Megan Dodds as Rachel Corrie
Every now and again you get to see a piece of theater that leaves you stirred in a way you can't quite figure out. The performance is ok; the script all right; the staging just fine. But the result is more than ok or all right or just fine: instead, you feel as though someone's just punched you in the gut or slapped you on the head and said, "And just what is
your contribution, mate?"
Such an experience was
My Name Is Rachel Corrie, currently in its last few weeks at the Minetta Playhouse on Minetta lane just off Sixth Avenue in the West Village in Manhattan. The play is about the 23-year-old student who was bulldozed to death while protecting the houses of Palestinian civilians in March 2003.
The play comes via London, and it took
its sweet time to get to New York. The
reasons are the usual: fear, inability to talk rationally about the Palestinian-Israeli conflict, an unwillingness to hold states accountable for the actions of their citizens, and a tendency to conflate the actions of that state or statal organization with anti-Semitism or anti-Muslim sentiment.
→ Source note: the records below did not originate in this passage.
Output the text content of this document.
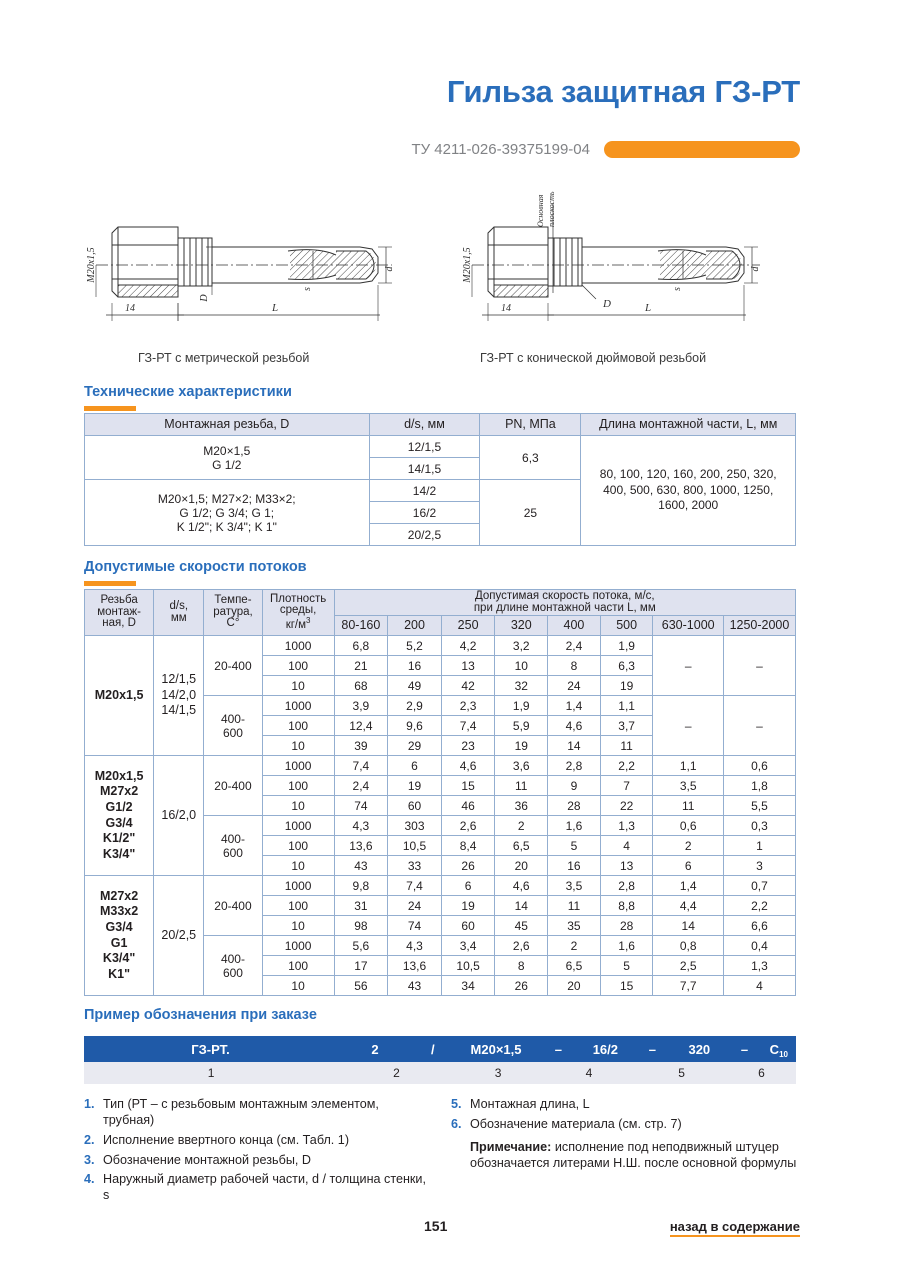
Гильза защитная ГЗ-РТ
ТУ 4211-026-39375199-04
M20x1,5
14	L
D
d
s
M20x1,5
14	L
D
d
s
Основная плоскость
ГЗ-РТ с метрической резьбой	ГЗ-РТ с конической дюймовой резьбой
Технические характеристики
Монтажная резьба, D	d/s, мм	PN, МПа	Длина монтажной части, L, мм
M20×1,5
G 1/2	12/1,5	6,3	80, 100, 120, 160, 200, 250, 320, 400, 500, 630, 800, 1000, 1250, 1600, 2000
	14/1,5		
M20×1,5; M27×2; M33×2;
G 1/2; G 3/4; G 1;
K 1/2"; K 3/4"; K 1"	14/2	25	
	16/2		
	20/2,5		
Допустимые скорости потоков
Резьба
монтаж-
ная, D	d/s,
мм	Темпе-
ратура,
С°	Плотность
среды,
$кг/м^3$	Допустимая скорость потока, м/с,
при длине монтажной части L, мм							
				80-160	200	250	320	400	500	630-1000	1250-2000
M20x1,5	12/1,5
14/2,0
14/1,5	20-400	1000	6,8	5,2	4,2	3,2	2,4	1,9	–	–
			100	21	16	13	10	8	6,3		
			10	68	49	42	32	24	19		
		400-
600	1000	3,9	2,9	2,3	1,9	1,4	1,1	–	–
			100	12,4	9,6	7,4	5,9	4,6	3,7		
			10	39	29	23	19	14	11		
M20x1,5
M27x2
G1/2
G3/4
K1/2"
K3/4"	16/2,0	20-400	1000	7,4	6	4,6	3,6	2,8	2,2	1,1	0,6
			100	2,4	19	15	11	9	7	3,5	1,8
			10	74	60	46	36	28	22	11	5,5
		400-
600	1000	4,3	303	2,6	2	1,6	1,3	0,6	0,3
			100	13,6	10,5	8,4	6,5	5	4	2	1
			10	43	33	26	20	16	13	6	3
M27x2
M33x2
G3/4
G1
K3/4"
K1"	20/2,5	20-400	1000	9,8	7,4	6	4,6	3,5	2,8	1,4	0,7
			100	31	24	19	14	11	8,8	4,4	2,2
			10	98	74	60	45	35	28	14	6,6
		400-
600	1000	5,6	4,3	3,4	2,6	2	1,6	0,8	0,4
			100	17	13,6	10,5	8	6,5	5	2,5	1,3
			10	56	43	34	26	20	15	7,7	4
Пример обозначения при заказе
ГЗ-РТ.	2	/	M20×1,5	–	16/2	–	320	–	$C_{10}$
1	2	3	4	5	6
1. Тип (РТ – с резьбовым монтажным элементом, трубная)
2. Исполнение ввертного конца (см. Табл. 1)
3. Обозначение монтажной резьбы, D
4. Наружный диаметр рабочей части, d / толщина стенки, s
5. Монтажная длина, L
6. Обозначение материала (см. стр. 7)
Примечание: исполнение под неподвижный штуцер обозначается литерами Н.Ш. после основной формулы
151	назад в содержание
My Name is Rachel Corrie is the story of a passionate, articulate, naive, and still-growing young activist. The entire script is based on her diaries and emails she sent home. The kick of the play comes from what she says and the fact that she was alive, put herself in the way of danger, and gave the last full measure of devotion. Whether she was right or not to do what she did is up to you to determine. But the play deserves to be seen, and by you.